Regulatory risk is not abstract. Antitrust scrutiny of Google's search dominance is ongoing in multiple jurisdictions, and an adverse ruling could structurally alter the business. The RSI suggests the market is already pricing in some uncertainty. And at 31.73x earnings, any disappointment in Cloud growth or AI revenue timelines could reprice the stock meaningfully from current levels.

Stock market trading floor nyse

Frequently Asked Questions

When does Alphabet officially join the Dow Jones Industrial Average?

Alphabet's Class A shares (GOOGL) replace Verizon in the index before trading opens on June 29, 2026.

Why does share price matter for Dow membership?

Unlike market-cap-weighted indexes, the Dow calculates influence based on each component's share price relative to a divisor. A higher share price means more index-moving weight, which is why Verizon's sub-$47 stock gave it minimal influence despite its size.

Does Alphabet's Dow inclusion affect the stock price?

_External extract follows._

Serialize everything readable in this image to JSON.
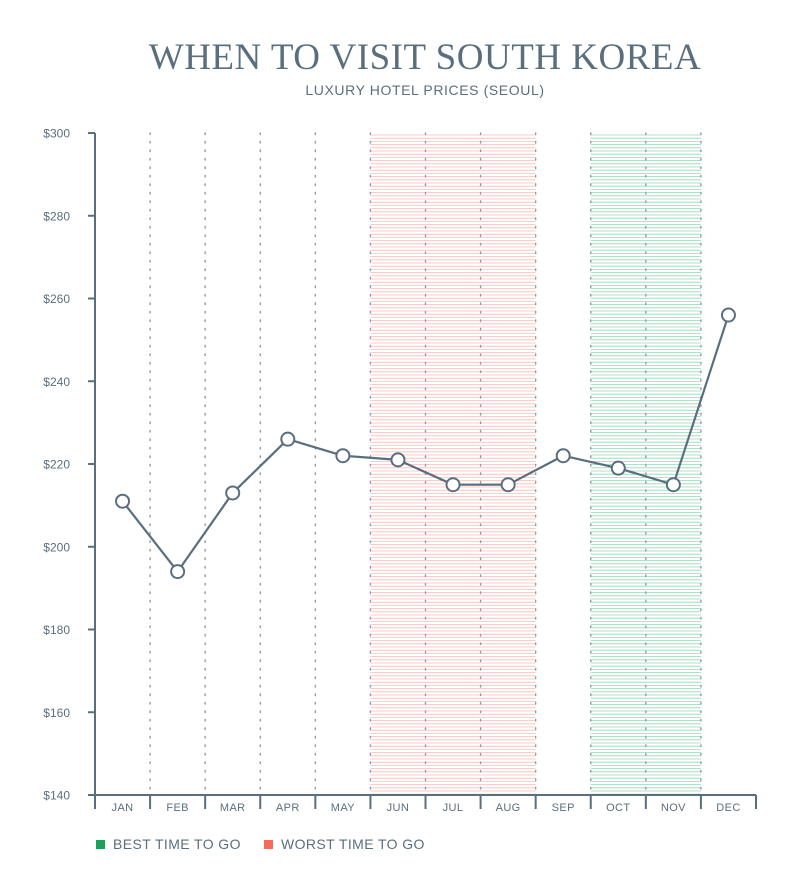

Index inclusion can generate passive buying pressure as Dow-tracking funds adjust their holdings, but the magnitude is difficult to predict and the effect typically fades quickly once rebalancing is complete.

What class of Alphabet shares is joining the Dow?

Class A shares, traded under the ticker GOOGL, are the ones being added. Class C shares (GOOG) are not part of the change.

The Bigger Picture

The Dow has reshuffled its roster more than 50 times since its 1896 launch, and each swap tends to reflect less about the departing company's failure than about where economic gravity has moved. Verizon isn't a broken business — it's simply a slow-growth utility in an index that wants to mirror a faster-moving economy. Alphabet, for all its regulatory baggage and a stock sitting closer to its 52-week low than its high, is a closer fit for what the Dow is trying to represent in 2026.